A incompetência do governo do PT é tanta que, ironicamente, o crescimento raquítico do PIB em 2012, de 1%, fez com que a situação atual não fosse ainda mais grave. Se as previsões do ministro da Fazenda, Guido Mantega, tivessem se confirmado e a economia brasileira apresentasse expansão de 4%, o consumo da indústria seria bem mais expressivo e haveria um enorme risco de falta de energia imediatamente.

Como o governo Dilma não tem capacidade gerencial para enfrentar o problema, o jeito é apelar a São Pedro, mesmo para aqueles que não acreditam em deuses e santos, e torcer para que as chuvas de verão deem uma ajudinha. Entretanto, a previsão para as próximas semanas não é alvissareira: o volume de água estimado para cair sobre os rios do Sudeste e do Centro-Oeste é de 72% da média histórica, com 57% para a região Norte e 31% no Nordeste.
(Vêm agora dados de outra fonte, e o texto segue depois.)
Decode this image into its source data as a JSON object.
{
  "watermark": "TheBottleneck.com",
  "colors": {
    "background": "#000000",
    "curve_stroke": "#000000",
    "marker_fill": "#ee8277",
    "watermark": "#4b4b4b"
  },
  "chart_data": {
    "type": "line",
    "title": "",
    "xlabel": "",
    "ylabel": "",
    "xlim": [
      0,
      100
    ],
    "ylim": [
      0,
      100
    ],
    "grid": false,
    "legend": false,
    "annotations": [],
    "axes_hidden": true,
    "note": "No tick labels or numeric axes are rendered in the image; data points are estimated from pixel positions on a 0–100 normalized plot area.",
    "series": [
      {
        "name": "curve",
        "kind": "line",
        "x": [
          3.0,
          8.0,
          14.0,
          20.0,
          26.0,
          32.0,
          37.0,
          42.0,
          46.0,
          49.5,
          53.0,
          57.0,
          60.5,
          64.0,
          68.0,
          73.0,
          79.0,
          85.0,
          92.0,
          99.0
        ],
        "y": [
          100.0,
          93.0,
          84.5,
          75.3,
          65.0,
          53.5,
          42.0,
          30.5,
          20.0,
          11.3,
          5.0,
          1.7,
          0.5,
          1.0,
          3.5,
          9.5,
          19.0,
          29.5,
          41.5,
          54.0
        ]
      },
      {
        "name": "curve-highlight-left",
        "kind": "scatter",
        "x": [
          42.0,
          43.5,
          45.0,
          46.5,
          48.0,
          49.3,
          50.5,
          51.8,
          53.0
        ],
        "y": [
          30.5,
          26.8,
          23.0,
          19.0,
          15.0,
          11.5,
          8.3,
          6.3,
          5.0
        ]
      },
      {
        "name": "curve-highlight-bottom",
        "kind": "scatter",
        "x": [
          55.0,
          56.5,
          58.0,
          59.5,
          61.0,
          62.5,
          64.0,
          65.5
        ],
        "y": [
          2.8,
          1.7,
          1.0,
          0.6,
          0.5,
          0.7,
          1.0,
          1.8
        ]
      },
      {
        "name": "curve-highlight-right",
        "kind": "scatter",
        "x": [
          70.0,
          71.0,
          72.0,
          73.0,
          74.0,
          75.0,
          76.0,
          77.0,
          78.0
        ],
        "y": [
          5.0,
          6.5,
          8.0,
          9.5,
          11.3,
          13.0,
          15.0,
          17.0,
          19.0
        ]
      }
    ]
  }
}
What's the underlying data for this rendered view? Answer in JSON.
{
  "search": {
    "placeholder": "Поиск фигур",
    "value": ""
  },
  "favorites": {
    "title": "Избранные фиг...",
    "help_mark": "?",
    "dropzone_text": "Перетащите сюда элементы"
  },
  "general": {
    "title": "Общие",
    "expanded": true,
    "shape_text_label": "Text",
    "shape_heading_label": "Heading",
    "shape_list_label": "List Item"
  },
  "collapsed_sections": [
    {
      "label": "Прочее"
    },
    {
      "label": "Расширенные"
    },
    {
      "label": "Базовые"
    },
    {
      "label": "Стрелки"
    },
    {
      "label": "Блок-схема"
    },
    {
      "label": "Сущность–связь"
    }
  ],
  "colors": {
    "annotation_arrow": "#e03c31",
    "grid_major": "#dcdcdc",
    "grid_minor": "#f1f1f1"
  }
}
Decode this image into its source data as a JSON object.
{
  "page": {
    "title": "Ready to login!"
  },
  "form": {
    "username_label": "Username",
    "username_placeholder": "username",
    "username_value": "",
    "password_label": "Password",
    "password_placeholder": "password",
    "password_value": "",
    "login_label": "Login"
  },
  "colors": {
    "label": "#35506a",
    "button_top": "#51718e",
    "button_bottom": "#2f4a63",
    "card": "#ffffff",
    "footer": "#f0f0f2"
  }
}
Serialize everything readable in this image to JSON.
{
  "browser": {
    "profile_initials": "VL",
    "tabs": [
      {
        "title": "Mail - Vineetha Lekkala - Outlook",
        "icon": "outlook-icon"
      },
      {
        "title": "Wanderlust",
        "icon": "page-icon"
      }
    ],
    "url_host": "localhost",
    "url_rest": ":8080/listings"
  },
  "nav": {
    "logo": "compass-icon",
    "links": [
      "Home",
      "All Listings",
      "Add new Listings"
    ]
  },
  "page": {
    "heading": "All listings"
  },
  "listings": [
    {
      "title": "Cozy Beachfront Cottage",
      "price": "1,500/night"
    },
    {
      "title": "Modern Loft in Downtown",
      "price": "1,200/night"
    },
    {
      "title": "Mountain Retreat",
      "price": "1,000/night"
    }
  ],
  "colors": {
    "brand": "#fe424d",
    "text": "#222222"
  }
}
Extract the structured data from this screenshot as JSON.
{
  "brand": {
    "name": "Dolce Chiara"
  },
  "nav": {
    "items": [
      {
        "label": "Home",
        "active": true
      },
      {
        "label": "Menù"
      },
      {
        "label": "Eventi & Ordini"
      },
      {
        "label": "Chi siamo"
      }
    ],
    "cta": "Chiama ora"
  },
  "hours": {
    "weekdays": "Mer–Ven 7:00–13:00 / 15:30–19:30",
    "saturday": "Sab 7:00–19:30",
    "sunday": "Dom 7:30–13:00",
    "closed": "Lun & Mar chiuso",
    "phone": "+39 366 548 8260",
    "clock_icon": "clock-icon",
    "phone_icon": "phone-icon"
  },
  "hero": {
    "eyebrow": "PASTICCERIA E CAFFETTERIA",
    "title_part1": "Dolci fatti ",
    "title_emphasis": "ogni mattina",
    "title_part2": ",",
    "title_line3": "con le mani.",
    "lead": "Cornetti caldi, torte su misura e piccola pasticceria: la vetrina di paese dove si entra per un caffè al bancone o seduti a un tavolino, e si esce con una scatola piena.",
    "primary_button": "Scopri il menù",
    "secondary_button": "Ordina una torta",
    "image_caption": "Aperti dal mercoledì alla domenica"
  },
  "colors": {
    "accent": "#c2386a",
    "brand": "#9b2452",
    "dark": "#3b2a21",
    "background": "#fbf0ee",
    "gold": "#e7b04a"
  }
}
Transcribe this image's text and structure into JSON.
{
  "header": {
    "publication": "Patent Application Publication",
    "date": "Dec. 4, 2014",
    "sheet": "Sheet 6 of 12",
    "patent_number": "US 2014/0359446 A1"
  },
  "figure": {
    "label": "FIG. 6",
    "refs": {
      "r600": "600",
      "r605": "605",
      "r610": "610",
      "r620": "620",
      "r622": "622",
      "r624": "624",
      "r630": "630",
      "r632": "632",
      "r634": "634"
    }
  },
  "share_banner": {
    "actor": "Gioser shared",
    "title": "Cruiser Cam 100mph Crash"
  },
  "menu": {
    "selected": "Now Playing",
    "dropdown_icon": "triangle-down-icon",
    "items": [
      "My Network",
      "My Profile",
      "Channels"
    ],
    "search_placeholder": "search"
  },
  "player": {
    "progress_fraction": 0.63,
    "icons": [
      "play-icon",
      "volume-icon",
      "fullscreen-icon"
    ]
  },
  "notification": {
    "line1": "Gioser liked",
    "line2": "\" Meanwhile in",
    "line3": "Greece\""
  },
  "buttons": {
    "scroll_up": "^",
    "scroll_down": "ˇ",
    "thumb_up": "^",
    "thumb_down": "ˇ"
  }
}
A promessa da presidente de reduzir em 20% a tarifa de energia também não deve ser cumprida graças à inoperância do governo do PT. Segundo a Associação Brasileira de Distribuidores de Energia (Abradee), em outubro e novembro o país gastou R$ 1,3 bilhão para manter a operação das térmicas, o que significa um impacto de 1% ao mês nas tarifas do consumidor.

O acionamento das térmicas por um tempo maior poderá aumentar a conta de energia paga pelo cidadão em até 14%. Os brasileiros continuam pagando caro pela falta de planejamento dos governos Lula e Dilma, cujos resultados mais visíveis são o sucateamento da infraestrutura e os apagões em setores cruciais como o elétrico.

Vale lembrar que, além da estagnação econômica na atual gestão, o Brasil cresceu menos do que poderia durante os oito anos sob Lula, com índices medíocres se comparados aos Brics e demais países da América do Sul. A exceção é 2010, quando o PIB teve forte expansão, mas em comparação a uma base deprimida, pois em 2009 houve retração em meio à crise financeira internacional.

Enquanto Dilma ironiza a hipótese de racionamento, a população se assusta. Se ainda não estamos completamente às escuras, é inegável que o Brasil vem sofrendo, há pelo menos uma década, com um escandaloso apagão de competência no governo federal.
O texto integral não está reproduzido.